For the core, we choose streams that develop hip adductor/abductor strength, abdominal endurance, single-leg strength, single-leg hop abilities, as well as running progressions. These streams can be customized depending on the various deficits observed after physical examination, the type and extent of injury, as well as the movement goals of the patient. A structured approach allows us to set a plan that ensures that an athlete earns the right to progress to higher loads.
History and Physical Examination Factors
History and physical examination remains the backbone of the treatment plan. We must consider all aspects of the core: the hip, back, core muscles, and all those important viscera and systems that reside there. On top of that, we as physical or other therapists should identify previous training errors and load difficulties. We palpate a lot and use the elicitation of pain (ie, tenderness) as one of our important guideposts. We must be ready to communicate our findings when they differ with the referring doctor.

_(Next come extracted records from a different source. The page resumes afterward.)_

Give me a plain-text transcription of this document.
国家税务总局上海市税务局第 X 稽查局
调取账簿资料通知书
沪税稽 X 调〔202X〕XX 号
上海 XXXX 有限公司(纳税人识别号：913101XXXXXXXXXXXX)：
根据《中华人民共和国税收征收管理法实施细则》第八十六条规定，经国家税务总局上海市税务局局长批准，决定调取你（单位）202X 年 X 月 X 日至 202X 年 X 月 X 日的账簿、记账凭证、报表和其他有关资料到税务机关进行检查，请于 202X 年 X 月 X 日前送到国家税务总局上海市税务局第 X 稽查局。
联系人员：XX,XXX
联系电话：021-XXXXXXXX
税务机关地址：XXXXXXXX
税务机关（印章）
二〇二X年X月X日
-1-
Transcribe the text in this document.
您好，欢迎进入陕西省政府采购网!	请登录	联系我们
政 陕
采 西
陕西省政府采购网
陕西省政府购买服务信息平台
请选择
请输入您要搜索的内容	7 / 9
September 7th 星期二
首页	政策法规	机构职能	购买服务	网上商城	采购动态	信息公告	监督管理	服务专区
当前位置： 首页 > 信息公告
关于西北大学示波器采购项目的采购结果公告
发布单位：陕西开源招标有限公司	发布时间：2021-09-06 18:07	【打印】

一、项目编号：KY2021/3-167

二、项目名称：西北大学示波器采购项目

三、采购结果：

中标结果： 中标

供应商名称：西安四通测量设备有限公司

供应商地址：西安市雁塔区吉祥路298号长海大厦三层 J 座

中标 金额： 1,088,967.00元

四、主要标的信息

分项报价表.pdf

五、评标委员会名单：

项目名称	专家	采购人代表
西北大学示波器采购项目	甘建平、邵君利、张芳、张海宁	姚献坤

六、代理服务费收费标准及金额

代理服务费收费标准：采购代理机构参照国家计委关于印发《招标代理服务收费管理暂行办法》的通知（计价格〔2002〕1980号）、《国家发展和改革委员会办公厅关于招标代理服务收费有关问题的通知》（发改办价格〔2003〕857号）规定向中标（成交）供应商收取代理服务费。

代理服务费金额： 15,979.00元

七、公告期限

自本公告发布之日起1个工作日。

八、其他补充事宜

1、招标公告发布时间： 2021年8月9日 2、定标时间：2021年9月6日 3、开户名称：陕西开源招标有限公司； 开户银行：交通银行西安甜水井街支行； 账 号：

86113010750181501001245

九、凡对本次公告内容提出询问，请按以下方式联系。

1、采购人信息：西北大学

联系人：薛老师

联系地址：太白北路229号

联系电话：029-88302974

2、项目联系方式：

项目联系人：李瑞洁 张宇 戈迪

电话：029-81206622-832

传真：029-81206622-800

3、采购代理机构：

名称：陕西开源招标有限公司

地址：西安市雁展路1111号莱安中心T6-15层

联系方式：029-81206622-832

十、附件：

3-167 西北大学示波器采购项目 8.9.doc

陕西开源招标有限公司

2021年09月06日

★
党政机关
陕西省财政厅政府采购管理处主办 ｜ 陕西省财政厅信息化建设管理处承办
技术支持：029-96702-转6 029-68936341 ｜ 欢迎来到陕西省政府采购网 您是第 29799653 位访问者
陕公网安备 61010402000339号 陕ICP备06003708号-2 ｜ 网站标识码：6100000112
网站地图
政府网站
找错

We should palpate the pubic bone, adductor, and rectus abdominis insertions and all the muscles that attach to or pass by the pubic bone. Specific strength tests may provide additional information such as adductor squeeze (Figure 33-2)25,26 and pubic symphysis stress test (Figure 33-3).27 Some recent work suggests hand-held dynamometry may help assess hip muscle strength in at-risk populations.28–32 There is no question that strength imbalances are risk factors for core injuries.32,33 Nobody yet is perfect with the use of these devices but they measure things objectively, which can be used as baselines for athletes who are injured or who just want to improve. We can devise our own protocols based on these data for return to play. We must recognize, however, that these are just tools. We really don’t know much.